In light of these facts, and the documented hardships encountered by plaintiffs in their pursuit of this case, the Court approves service awards of $500 to each of the five named plaintiffs. In addition, all of the named plaintiffs may be reimbursed for any out-of-pocket costs and any work missed.

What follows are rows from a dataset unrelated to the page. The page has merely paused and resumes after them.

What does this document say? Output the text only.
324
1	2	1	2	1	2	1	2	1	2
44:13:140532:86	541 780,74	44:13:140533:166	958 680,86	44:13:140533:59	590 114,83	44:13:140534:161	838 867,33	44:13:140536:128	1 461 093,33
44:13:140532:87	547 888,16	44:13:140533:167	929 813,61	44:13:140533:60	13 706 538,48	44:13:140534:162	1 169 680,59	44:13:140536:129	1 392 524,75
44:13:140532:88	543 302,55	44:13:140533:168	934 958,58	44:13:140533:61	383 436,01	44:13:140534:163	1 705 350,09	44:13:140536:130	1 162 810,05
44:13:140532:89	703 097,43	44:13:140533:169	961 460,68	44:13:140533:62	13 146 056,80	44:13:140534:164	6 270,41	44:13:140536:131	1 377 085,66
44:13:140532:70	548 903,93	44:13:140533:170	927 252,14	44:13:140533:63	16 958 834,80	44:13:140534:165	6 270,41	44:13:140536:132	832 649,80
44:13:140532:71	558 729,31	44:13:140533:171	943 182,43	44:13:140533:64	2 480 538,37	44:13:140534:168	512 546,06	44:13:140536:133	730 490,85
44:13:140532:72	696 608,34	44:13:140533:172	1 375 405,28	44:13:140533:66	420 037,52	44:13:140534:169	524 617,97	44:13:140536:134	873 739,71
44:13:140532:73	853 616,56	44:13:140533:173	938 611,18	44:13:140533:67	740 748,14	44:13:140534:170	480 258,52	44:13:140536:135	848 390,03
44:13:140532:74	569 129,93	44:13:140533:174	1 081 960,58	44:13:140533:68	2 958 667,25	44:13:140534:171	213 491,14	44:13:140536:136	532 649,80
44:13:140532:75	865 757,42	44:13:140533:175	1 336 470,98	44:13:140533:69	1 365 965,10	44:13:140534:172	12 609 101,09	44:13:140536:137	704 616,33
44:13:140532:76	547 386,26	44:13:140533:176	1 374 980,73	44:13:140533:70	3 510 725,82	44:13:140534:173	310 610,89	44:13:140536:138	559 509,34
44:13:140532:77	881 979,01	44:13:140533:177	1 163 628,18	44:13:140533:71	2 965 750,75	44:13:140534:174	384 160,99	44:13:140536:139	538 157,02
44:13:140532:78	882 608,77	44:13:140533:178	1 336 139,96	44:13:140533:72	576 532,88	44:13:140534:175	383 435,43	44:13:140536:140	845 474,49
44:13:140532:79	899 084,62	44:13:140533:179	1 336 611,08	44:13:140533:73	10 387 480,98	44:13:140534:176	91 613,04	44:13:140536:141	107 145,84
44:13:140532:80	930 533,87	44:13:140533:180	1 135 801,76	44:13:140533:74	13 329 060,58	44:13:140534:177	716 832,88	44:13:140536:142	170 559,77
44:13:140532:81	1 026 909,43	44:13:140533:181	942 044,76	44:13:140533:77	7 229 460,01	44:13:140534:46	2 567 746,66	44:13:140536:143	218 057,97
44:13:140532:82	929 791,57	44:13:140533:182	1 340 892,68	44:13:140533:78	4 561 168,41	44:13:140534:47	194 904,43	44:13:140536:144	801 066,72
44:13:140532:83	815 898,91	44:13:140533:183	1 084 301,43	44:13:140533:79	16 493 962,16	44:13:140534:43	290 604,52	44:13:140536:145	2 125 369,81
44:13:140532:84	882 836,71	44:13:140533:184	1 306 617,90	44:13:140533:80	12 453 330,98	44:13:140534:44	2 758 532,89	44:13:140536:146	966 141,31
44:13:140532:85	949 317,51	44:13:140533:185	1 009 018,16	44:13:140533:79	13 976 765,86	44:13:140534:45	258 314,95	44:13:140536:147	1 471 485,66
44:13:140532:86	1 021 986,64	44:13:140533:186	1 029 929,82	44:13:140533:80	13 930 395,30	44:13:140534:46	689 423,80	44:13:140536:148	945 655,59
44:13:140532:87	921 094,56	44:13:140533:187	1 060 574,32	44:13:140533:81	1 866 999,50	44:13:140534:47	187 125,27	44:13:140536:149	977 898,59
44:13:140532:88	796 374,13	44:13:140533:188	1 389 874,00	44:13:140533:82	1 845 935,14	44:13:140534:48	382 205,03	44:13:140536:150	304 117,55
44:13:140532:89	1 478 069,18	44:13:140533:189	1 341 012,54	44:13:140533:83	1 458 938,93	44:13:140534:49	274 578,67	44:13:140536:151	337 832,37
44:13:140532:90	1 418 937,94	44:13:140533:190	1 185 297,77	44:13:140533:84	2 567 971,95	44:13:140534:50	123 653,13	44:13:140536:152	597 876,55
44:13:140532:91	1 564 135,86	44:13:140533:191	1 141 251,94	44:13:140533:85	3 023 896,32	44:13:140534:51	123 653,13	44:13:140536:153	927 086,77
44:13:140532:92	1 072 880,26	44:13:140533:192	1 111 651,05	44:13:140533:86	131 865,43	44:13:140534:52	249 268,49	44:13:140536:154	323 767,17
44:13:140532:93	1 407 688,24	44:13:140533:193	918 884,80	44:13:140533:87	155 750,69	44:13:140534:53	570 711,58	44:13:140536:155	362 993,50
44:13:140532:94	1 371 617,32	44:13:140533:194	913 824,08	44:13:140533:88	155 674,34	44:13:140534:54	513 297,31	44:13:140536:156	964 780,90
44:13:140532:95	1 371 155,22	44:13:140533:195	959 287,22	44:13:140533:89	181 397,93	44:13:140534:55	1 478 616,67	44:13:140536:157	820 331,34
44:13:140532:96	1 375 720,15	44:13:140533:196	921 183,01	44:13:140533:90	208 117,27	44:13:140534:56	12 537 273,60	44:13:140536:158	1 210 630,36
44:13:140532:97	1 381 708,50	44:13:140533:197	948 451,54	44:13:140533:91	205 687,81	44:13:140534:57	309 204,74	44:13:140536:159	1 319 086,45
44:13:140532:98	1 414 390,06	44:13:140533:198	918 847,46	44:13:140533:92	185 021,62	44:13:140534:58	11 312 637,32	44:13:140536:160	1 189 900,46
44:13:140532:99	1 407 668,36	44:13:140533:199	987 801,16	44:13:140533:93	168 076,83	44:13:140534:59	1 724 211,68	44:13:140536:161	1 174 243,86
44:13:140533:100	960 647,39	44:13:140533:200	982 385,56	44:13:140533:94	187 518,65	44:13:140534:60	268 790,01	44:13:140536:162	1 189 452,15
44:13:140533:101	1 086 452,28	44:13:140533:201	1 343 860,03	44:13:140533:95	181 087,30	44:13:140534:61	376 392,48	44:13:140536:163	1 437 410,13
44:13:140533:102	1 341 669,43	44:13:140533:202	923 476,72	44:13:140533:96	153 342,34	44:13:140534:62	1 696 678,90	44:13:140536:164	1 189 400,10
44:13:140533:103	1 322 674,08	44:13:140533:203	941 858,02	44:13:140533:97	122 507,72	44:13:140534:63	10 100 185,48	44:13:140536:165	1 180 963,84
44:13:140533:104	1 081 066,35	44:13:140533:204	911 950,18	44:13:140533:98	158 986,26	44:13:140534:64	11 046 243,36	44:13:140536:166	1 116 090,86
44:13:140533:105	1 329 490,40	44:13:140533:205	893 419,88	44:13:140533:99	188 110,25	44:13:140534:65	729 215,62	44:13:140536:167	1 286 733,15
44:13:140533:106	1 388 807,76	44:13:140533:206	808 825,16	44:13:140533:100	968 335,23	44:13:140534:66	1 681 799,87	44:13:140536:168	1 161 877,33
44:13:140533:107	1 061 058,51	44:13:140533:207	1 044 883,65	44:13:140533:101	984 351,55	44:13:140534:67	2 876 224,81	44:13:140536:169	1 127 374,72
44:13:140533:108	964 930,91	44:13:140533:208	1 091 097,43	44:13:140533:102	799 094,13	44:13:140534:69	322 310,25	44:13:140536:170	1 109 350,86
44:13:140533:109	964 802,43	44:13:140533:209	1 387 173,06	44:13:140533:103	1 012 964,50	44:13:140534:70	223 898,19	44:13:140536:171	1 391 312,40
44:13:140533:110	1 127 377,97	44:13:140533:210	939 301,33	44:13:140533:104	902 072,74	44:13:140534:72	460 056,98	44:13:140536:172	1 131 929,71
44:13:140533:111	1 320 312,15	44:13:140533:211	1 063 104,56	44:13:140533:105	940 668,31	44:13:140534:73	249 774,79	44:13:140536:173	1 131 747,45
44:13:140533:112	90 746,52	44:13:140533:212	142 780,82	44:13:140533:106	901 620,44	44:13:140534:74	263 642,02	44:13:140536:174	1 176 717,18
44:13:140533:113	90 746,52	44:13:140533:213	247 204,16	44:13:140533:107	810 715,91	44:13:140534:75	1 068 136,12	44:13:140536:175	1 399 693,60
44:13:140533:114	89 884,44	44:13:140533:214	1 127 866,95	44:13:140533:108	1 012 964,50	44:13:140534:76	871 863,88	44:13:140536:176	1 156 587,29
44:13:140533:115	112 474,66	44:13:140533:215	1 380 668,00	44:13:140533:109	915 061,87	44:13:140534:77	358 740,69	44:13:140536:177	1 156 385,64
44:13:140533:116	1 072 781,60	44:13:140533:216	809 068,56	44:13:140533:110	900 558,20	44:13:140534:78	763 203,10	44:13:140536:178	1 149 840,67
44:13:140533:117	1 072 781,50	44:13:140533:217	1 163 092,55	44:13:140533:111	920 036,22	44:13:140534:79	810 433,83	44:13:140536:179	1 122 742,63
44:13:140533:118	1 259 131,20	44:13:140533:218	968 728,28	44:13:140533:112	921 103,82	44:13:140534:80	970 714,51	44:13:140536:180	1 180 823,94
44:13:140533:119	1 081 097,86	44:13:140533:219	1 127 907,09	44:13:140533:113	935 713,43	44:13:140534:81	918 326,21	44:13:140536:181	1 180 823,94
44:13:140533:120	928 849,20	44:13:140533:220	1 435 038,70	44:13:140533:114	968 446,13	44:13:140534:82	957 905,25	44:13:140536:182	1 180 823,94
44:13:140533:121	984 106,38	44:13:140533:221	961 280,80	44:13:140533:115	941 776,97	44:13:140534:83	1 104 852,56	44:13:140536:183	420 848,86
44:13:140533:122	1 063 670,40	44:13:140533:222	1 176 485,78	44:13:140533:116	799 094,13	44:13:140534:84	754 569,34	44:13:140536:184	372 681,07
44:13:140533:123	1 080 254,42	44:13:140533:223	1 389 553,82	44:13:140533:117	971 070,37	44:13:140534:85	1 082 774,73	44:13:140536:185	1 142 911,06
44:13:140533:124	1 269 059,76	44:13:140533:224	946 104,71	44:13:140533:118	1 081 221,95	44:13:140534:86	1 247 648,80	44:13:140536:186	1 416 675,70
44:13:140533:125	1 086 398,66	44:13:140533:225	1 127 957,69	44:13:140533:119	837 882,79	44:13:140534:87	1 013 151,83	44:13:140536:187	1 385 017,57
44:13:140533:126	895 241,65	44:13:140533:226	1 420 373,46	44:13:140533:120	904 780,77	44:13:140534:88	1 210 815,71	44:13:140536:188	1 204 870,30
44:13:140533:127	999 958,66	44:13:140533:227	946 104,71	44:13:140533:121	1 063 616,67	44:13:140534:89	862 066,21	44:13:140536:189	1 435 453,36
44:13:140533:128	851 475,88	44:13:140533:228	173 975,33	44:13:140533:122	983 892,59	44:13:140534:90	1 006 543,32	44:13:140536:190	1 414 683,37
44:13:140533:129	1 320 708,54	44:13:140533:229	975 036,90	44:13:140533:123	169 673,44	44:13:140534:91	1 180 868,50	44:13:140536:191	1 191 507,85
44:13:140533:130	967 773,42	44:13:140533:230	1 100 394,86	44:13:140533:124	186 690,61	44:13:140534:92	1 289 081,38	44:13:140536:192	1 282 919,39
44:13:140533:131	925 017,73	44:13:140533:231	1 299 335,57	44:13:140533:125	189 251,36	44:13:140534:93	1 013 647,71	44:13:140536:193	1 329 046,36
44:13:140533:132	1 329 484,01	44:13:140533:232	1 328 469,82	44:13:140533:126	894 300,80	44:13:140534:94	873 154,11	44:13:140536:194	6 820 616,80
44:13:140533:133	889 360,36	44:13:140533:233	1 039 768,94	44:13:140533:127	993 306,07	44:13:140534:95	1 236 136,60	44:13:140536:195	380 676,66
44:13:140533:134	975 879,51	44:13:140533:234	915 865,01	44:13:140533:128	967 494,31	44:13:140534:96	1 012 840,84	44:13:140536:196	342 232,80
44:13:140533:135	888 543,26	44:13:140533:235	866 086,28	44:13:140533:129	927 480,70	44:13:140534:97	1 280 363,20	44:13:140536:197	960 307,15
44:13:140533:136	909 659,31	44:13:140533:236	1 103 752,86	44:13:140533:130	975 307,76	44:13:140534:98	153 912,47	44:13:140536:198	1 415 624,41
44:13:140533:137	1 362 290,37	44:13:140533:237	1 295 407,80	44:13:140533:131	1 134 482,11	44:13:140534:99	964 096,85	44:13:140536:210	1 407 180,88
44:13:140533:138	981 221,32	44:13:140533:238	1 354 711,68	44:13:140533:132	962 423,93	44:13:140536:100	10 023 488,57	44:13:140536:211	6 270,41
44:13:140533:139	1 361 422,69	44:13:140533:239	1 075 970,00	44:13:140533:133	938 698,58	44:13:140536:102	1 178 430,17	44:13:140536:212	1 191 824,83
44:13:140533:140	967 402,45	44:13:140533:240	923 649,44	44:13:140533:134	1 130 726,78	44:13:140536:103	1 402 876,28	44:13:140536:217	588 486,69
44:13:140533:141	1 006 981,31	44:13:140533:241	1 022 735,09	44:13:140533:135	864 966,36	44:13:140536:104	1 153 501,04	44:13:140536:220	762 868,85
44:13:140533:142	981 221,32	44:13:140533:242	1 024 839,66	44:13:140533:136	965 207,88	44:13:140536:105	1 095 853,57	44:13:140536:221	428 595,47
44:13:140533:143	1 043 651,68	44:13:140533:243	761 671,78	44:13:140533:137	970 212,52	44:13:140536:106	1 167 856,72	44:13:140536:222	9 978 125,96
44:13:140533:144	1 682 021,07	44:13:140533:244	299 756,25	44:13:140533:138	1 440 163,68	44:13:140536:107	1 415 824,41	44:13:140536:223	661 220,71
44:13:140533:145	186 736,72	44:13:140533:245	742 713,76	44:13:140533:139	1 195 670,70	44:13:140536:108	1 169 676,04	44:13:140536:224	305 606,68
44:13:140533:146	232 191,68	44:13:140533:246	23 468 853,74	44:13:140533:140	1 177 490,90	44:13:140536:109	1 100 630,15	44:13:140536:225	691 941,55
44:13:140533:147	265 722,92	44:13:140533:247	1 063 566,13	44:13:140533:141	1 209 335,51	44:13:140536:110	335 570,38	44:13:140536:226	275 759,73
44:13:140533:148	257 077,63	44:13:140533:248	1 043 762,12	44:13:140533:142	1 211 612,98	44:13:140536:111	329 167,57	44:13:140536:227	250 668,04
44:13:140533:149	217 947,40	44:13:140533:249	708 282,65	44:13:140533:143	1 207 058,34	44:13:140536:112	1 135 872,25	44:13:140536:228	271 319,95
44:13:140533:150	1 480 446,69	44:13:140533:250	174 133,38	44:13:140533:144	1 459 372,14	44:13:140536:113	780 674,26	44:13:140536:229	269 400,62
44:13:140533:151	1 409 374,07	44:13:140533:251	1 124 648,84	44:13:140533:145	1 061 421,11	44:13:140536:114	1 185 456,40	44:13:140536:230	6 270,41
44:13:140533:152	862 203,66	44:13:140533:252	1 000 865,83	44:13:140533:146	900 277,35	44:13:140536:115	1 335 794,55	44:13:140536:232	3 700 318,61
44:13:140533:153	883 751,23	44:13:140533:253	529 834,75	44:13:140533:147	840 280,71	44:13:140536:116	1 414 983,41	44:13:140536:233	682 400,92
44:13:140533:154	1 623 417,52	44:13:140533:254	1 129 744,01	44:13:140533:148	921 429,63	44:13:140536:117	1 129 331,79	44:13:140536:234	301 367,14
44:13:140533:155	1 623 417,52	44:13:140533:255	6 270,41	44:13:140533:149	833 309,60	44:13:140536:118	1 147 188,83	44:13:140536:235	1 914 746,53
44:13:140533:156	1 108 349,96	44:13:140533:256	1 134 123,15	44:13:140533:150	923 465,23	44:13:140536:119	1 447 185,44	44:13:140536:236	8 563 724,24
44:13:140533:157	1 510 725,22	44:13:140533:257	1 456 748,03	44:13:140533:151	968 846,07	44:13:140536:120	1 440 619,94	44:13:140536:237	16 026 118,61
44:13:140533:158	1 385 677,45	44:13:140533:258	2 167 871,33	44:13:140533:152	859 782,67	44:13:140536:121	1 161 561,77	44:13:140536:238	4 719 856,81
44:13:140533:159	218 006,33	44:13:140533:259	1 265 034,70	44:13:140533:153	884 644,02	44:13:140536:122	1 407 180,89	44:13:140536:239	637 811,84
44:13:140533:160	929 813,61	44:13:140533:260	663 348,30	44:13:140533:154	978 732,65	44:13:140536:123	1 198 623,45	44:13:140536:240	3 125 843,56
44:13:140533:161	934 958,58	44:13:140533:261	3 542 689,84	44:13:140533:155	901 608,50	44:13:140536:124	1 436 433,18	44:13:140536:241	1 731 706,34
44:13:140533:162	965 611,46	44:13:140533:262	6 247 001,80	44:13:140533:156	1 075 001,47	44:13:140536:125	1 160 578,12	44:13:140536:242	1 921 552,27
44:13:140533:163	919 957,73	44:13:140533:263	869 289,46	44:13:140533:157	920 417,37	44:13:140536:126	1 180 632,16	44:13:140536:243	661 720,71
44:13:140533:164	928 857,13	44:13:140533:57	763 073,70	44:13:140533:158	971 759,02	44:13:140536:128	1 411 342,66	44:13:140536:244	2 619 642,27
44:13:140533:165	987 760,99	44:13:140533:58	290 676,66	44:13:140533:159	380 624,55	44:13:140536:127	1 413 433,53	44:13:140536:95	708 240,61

The Court grants plaintiff's (1) motion for final approval of class settlement and for final certification of settlement class, Dkt. Nos. 49, 56, and (2) motion for attorneys' fees and costs, Dkt. Nos. 48, 56. The Court grants final approval of the proposed settlement, finally certifies the class and FLSA class as proposed, and confirms the appointment of Maria Granados Flores, Ignacia Garcia, Griselda Mora, Pablo Rodriguez and Divina Saguilán as class representatives and Leonard Carder, LLP as class counsel. The Court further approves the payment of $118,207 in attorneys' fees and $21,582 in costs to class counsel.
Plaintiff's motion for incentive pay to class representatives Maria Granados Flores, Ignacia Garcia, Griselda Mora, Pablo Rodriguez and Divina Saguilán, Dkt. No.48, is granted in part, and these named plaintiffs may be reimbursed for any out-of-pocket costs and any work missed.
The parties are ordered to comply with the remaining terms of the revised settlement agreement, Dkt. No. 39-1, Exh.1 and Dkt. No 56-1, Exh. 1, and the Clerk is requested to close the file and terminate any pending matters.